Além disso, o percentual de recurso empenhado não é uma métrica justa de sucesso da execução financeira. Não só porque parte desse valor não é convertido em melhorias para a universidade, mas também porque a eficácia não deve ser medida por “gastar tudo”, e sim por gastar no que a universidade precisa, dentro de uma priorização. Em uma reportagem publicada no dia 6 de setembro (ver aqui), a Chapa Movimento UFPR apontou para o fato de que a administração da universidade cumpriu menos de 10% das metas do PDI vigente, o que indica também que essa priorização não tem acontecido.
Pedido de resposta
No dia 5 de setembro, a Chapa Movimento UFPR publicou um vídeo em sua página do Instagram denunciando a postagem feita por Mezzadri, na qual ele afirma ter “utilizado” 99% do orçamento discricionário durante a sua gestão da PROPLAN. A publicação chamava atenção para o fato de que ao afirmar que quase todo o orçamento da universidade havia sido “utilizado”, o candidato a reitor estaria “mentindo”, ou seja, manipulando informações a seu favor, visto que dado diz respeito aos recursos empenhados e não executados.
A resposta da Chapa 2 (Avança UFPR), encabeçada por Mezzadri, saiu quase que imediatamente.
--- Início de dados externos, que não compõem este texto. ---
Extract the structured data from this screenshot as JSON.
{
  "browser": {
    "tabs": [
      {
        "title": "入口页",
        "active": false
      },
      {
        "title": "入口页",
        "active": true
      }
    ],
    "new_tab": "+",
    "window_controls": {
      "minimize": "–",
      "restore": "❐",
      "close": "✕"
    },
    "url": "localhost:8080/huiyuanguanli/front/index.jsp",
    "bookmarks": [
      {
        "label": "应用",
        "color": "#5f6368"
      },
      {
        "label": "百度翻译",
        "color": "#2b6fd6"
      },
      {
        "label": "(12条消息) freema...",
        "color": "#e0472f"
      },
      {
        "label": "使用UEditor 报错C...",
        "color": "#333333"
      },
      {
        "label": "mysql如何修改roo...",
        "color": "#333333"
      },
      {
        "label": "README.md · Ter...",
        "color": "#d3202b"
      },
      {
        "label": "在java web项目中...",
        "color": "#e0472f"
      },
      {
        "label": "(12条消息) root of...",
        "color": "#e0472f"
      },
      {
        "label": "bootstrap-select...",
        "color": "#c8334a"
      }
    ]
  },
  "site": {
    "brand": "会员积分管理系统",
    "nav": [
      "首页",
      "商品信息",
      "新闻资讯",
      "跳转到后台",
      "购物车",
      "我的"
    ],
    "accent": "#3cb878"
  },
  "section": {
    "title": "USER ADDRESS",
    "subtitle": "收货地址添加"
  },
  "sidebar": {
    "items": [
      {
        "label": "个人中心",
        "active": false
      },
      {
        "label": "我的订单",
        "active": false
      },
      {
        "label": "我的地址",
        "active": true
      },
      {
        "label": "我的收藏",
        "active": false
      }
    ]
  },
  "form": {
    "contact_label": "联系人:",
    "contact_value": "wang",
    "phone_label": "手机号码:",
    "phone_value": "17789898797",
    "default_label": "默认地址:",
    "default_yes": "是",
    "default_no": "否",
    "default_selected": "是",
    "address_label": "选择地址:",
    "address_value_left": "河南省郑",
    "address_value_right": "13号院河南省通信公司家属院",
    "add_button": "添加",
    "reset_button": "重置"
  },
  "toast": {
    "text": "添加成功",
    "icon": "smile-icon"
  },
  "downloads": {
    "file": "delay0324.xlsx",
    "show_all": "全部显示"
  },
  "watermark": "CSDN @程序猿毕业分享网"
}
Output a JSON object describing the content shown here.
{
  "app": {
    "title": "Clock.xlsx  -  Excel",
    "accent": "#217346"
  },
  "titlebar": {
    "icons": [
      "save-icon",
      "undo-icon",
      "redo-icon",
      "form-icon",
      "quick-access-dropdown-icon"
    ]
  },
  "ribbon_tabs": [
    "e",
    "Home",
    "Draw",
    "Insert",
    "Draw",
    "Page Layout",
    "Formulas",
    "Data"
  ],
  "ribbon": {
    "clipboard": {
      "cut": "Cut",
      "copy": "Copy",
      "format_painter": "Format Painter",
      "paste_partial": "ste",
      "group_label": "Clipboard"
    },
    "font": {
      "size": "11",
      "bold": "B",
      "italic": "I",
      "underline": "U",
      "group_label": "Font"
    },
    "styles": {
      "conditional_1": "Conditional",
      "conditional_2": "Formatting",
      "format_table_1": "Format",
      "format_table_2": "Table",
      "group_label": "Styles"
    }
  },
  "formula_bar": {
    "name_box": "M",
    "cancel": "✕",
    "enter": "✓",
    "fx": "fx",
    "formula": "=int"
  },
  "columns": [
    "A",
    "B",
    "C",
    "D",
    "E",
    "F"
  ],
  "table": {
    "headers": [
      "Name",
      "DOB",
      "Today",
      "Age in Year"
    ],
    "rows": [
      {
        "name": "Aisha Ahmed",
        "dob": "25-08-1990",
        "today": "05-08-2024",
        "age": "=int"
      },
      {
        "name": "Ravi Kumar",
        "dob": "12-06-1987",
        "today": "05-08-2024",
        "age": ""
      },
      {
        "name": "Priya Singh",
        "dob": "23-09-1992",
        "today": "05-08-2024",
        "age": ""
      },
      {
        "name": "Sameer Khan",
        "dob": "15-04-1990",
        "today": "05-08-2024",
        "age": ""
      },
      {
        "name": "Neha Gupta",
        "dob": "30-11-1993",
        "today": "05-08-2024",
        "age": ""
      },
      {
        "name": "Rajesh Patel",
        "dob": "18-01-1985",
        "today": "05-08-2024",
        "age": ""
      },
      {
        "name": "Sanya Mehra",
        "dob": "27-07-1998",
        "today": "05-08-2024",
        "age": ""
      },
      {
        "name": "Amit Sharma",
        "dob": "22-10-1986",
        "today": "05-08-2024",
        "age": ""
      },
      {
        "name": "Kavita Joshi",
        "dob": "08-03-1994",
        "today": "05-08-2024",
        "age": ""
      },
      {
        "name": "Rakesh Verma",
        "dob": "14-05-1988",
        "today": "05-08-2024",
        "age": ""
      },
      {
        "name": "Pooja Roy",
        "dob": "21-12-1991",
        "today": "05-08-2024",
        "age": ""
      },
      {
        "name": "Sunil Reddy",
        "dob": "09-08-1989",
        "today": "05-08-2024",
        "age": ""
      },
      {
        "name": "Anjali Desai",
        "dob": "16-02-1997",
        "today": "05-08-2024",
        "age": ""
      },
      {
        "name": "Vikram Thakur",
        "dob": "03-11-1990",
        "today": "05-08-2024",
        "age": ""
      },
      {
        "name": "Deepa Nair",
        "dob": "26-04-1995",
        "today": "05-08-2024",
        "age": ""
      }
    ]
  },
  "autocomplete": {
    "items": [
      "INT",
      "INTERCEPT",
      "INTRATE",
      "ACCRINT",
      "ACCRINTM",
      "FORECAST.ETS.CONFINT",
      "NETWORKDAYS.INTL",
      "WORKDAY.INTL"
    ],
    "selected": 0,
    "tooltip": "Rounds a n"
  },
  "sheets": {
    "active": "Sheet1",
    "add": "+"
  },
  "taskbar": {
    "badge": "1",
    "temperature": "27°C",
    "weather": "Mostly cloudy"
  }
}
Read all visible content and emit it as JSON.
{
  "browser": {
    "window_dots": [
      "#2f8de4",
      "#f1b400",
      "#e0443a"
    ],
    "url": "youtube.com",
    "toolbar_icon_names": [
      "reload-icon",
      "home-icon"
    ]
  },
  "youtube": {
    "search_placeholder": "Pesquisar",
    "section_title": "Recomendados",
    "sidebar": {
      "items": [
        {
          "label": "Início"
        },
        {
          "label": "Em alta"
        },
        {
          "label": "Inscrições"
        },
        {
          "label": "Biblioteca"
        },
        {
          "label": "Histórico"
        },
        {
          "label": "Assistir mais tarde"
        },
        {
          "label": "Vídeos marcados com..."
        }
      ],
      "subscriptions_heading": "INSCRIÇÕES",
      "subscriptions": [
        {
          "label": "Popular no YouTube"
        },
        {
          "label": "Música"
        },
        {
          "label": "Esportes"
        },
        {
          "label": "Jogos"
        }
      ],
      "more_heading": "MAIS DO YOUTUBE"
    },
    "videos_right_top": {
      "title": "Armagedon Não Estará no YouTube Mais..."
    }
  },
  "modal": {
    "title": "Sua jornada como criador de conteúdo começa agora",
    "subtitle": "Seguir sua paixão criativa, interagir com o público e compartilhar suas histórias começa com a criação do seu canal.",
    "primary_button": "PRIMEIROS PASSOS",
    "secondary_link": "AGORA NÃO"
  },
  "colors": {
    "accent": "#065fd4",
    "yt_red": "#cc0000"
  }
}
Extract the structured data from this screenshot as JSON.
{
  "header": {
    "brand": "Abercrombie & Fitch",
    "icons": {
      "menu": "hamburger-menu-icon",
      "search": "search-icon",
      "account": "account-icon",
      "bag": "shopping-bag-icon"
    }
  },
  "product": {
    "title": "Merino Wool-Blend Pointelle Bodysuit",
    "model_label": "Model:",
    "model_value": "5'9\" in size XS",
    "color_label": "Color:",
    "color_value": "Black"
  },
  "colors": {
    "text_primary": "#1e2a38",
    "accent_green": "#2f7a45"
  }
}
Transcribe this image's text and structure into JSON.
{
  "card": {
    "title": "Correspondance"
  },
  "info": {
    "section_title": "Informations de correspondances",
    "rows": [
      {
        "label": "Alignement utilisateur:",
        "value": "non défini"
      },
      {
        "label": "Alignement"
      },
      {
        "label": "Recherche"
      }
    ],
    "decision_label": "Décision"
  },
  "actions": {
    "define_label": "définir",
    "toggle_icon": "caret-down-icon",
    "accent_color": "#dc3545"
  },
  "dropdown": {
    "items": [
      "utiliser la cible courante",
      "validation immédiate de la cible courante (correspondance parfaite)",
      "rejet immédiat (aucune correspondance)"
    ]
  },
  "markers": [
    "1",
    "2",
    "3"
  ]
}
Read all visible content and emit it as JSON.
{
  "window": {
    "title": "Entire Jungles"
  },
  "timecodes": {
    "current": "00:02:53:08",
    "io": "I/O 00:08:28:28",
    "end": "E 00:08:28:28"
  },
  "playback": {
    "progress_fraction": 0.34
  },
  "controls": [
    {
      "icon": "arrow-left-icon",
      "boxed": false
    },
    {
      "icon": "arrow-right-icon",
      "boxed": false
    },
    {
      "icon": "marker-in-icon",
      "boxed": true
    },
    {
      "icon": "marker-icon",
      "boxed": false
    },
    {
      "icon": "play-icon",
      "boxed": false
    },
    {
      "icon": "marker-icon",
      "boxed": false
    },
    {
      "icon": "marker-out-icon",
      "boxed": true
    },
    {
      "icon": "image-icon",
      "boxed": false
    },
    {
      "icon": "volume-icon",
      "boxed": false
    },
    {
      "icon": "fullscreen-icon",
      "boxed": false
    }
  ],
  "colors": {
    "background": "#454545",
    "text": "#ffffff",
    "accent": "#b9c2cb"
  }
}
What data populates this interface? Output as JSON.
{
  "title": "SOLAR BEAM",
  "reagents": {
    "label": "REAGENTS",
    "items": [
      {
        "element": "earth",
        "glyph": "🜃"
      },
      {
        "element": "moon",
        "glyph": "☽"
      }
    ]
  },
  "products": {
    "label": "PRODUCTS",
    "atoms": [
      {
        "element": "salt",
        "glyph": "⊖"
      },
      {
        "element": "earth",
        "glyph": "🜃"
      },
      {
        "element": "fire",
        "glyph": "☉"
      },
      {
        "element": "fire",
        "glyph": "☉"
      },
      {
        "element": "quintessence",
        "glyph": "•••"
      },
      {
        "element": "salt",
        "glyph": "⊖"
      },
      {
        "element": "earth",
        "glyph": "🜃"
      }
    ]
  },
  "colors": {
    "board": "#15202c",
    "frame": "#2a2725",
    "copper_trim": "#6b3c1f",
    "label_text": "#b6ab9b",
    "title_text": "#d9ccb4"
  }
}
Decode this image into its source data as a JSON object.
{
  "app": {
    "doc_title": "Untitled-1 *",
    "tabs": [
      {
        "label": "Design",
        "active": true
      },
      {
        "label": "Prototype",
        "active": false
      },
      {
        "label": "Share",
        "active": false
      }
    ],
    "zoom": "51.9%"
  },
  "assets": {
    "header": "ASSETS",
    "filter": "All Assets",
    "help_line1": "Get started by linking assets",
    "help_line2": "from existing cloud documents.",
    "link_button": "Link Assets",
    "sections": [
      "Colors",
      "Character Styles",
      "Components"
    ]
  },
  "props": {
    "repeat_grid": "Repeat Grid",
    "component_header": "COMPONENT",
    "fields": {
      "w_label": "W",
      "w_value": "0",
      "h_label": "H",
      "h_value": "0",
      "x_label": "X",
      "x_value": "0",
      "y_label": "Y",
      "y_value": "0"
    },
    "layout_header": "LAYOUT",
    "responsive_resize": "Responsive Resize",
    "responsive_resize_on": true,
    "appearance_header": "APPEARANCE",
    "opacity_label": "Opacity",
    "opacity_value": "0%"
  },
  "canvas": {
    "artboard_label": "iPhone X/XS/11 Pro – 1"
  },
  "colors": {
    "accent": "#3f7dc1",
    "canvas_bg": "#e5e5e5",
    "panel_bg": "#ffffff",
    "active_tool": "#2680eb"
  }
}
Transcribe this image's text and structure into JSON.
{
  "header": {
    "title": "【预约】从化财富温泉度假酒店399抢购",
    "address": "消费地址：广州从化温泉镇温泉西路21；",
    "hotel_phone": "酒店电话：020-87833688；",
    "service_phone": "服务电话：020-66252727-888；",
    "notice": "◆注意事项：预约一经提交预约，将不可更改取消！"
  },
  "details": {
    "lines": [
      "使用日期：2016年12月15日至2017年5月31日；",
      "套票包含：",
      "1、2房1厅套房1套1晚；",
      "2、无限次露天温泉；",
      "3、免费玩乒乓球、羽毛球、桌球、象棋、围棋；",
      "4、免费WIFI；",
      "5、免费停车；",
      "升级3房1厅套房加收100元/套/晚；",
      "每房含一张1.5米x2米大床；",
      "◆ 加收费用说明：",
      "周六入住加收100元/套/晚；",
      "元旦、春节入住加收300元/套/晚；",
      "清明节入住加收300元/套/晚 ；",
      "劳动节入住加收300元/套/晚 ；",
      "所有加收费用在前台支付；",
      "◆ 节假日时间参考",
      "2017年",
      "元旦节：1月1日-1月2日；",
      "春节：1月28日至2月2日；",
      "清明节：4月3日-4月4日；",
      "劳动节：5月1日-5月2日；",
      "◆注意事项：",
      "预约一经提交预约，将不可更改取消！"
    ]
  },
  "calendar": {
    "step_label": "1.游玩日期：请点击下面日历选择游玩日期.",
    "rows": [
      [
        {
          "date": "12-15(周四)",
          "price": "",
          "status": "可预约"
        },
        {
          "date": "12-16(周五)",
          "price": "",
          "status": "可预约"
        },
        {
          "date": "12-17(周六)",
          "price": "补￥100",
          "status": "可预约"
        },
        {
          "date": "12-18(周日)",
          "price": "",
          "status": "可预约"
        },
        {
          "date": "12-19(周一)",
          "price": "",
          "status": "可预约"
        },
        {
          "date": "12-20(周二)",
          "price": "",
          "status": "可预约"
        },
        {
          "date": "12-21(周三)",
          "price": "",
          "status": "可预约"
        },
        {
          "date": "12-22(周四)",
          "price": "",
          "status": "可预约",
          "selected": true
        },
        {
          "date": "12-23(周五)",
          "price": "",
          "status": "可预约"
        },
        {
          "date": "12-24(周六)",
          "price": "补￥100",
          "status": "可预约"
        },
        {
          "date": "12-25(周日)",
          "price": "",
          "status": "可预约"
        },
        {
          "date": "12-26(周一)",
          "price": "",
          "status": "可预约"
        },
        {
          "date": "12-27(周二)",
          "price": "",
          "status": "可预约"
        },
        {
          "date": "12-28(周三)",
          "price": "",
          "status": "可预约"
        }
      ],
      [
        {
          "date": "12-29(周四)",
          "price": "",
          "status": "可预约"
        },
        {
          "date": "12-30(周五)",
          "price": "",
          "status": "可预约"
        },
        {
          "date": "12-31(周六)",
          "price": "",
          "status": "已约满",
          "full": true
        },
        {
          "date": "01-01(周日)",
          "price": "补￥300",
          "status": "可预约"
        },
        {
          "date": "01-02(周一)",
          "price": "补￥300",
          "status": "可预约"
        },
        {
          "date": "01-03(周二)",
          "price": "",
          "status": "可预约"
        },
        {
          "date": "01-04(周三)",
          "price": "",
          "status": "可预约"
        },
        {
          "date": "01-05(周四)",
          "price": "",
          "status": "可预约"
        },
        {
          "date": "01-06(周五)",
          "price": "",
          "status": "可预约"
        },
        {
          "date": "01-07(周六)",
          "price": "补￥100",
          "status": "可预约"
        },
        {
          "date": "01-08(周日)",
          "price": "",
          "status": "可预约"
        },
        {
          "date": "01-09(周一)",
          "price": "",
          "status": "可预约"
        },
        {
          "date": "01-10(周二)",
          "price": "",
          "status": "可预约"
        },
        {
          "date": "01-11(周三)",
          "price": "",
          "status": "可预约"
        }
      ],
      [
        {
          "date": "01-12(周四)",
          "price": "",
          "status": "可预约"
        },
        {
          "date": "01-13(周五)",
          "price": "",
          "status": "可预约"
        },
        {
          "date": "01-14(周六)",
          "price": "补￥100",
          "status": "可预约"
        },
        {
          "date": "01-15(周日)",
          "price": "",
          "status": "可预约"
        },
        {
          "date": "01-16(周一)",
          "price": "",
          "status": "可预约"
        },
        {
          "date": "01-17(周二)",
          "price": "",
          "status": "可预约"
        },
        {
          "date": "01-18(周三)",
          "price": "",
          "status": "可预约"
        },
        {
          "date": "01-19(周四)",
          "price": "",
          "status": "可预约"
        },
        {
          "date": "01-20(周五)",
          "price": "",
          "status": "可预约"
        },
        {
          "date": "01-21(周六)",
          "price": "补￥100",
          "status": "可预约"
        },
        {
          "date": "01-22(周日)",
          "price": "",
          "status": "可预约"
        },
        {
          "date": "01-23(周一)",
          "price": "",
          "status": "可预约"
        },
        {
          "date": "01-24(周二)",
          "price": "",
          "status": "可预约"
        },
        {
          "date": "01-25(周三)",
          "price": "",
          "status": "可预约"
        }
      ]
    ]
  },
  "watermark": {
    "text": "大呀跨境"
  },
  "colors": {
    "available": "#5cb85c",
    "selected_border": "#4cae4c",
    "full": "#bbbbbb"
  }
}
Em um vídeo, publicado pela chapa ainda no mesmo dia, o candidato aparece afirmando que as informações veiculadas por seus concorrentes eram inverídicas. No entanto, ao contar seu lado da história, ele usa outro termo, que não aquele questionado pela Chapa 3 em sua denúncia (“utilizar”), “Nós empenhamos 99% do nosso orçamento”, diz Mezzadri no vídeo (disponível aqui).
Após veicular uma defesa à acusação em suas redes sociais, a Chapa 2 ainda entrou com um pedido de direito de resposta à Comissão Paritária de Consulta (CPC), órgão responsável pela organização das eleições internas da UFPR. O direito de resposta, previsto no regimento interno da CPC, permite que alguém se defenda publicamente contra informações que considere falsas ou ofensivas, garantindo uma retratação no mesmo espaço onde a acusação foi divulgada. Nesse caso, a Chapa 3 deveria veicular a defesa de seu concorrente, o que aconteceu, visto que o pedido foi deferido.
A decisão da CPC de aceitar o pedido de resposta foi baseada em um parecer jurídico encomendado pela própria comissão. O documento argumenta que as informações divulgadas pela Chapa 3 eram potencialmente ofensivas e distorciam fatos, o que em tese comprometeria a igualdade de condições no processo eleitoral. A Chapa Movimento UFPR ainda tentou reverter a decisão, entrando com um recurso na CPC, que reafirmou sua posição diante dos fatos. Segundo esse outro documento, afirmar que Mezzadri “mentiu” sobre a execução orçamentária de sua gestão não é uma informação equivocada, visto que o candidato equiparou os termos “empenhar” e “utilizar”, na tentativa de distorcer a realidade.
Mesmo assim, a comissão manteve sua decisão e a retratação de Mezzadri foi publicada na página do Instagram da Chapa 3. Exercendo seu direito de resposta, o candidato voltou a usar o termo “utilização” do orçamento, e não “empenho”, como feito em sua primeira retratação. No texto, copiado daquele primeiro post de 4 julho deste ano, ele escreve: “Utilização do Orçamento Discricionário: 2016 = 90,02%; 2017 = 98,85% (gestão atual); 2018 = 99,38%; 2019 = 99,72%; 2020 = 99,33%; 2021=99,98%; 2023 = 99,92%”.